Только поздно. Горыныч заметил чужака и на посадку пошел. А из пасти змеевой не дым уж валит, а огонь пыхает, словно ярость драконья наружу выплескивается. И только успел Иван Царевич под дуб заскочить, как спланировал Горыныч рядышком, крылья сложил и на Ивана Царевича попер.
– Положь яйцо! – гаркнул змей, ткнув пальцем в землю.
– С чего вдруг? – набычился Иван Царевич.
– Положь, говорю!
– Не положу!
– А ну!.. – топнул Горыныч, и вздрогнула земля.
– Только тронь! Я из него яичницу сделаю, – поднял руку Иван Царевич. – И спляшу на ней.
– Вредитель, – тихонько проворчал медведь. – Лучше б мне отдал.
– Стой! – враз одумался Горыныч. – Чего тебе надо?
– Пущай Кощей Василису возвернет, а то будет ему смерть лютая.
– Да ты никак самому Кощею указывать решился? – загоготал Змей, хватаясь за пузо. – Шмакодявка неразумная.
– Разумная али нет, а только через пять минут не будет Василисы, так я яйцо…
– Стой! – выставил лапищу Горыныч. – Давай серьезно поговорим.
– Давай, – кивнул Иван Царевич и опустил руку.
– Ну зачем тебе с Кощеем связываться? И на кой Василиса тебе сдалась, а?
– Не твое дело, змеюка летучая, – грубо бросил кузнец. – А токма передай Кощею, что с ним лично толковать о том будем, а не с прихвостнем его.
– А с тобой вообще не разговаривают, – лязгнула зубищами средняя голова.
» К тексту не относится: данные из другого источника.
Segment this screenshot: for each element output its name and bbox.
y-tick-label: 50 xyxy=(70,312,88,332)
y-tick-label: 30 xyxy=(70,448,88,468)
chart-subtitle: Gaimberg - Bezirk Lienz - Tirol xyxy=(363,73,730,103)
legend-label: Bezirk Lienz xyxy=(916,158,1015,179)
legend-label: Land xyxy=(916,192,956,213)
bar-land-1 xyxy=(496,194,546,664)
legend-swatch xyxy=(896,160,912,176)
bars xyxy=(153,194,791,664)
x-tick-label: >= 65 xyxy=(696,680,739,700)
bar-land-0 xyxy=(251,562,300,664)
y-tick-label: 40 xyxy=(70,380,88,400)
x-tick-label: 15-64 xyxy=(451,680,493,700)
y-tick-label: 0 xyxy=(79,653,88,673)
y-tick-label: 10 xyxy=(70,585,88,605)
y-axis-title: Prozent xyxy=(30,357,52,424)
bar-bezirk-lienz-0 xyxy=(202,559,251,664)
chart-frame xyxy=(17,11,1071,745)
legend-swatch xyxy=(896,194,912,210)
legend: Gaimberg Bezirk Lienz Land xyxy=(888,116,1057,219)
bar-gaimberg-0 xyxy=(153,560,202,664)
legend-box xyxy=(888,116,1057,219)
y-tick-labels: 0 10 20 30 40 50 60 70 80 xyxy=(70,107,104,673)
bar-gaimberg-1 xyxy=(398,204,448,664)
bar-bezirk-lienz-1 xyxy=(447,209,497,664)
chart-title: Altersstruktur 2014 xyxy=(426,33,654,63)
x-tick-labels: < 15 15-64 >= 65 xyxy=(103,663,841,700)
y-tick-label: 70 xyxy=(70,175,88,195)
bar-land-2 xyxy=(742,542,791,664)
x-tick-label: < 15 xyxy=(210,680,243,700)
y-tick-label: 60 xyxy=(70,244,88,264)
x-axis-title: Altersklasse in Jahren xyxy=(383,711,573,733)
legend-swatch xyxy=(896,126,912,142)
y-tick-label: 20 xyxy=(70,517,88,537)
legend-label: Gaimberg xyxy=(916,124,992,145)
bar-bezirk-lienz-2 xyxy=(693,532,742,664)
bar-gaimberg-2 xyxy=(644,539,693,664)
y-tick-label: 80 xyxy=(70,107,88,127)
– А я с тобой, мерзость хвостатая да крылатая, не разговоры разговаривать пришел!
– Ах ты, блоха закопченная, – задохнулся Горыныч от подобного оскорбления. – Да я тебя… я тебя… – он набрал побольше воздуху в легкие. Еще чуть-чуть, и хлынет, прольется на кузнеца река огня, и останутся от него так любимые им уголья. Но не тут-то было! Кузнец сметливый оказался, и как только Горыныч пасть раскрыл, выхватил Яков рыбку дареную да как стиснет ее.
Кто ж знать мог, что жать легонько надо. И водяной ничего не сказал. Вернее, сказал, мол, сильнее жми! Так то Ивану Царевичу сказано было, а не кузнецу с силищей его.
В общем фуганула из рыбьей пасти не струя воды, а река целая, окатила Горыныча с макушки до нижних лап, в пасть тоже немало попало. И что началось! Как в пар-то вода обратилась, так и зашипел, засвистел Горыныч из всех мест, почище соловья. Прет из него пар перегретый, как из чайника. Окутался Змей облаком пара, чихает, кашляет, продышаться не может, а кузнец только затылок почесал, языком прицокнул и рыбку дивную разглядывает стоит – надо ж, вещь какая! А ведь думал один пшик выйдет.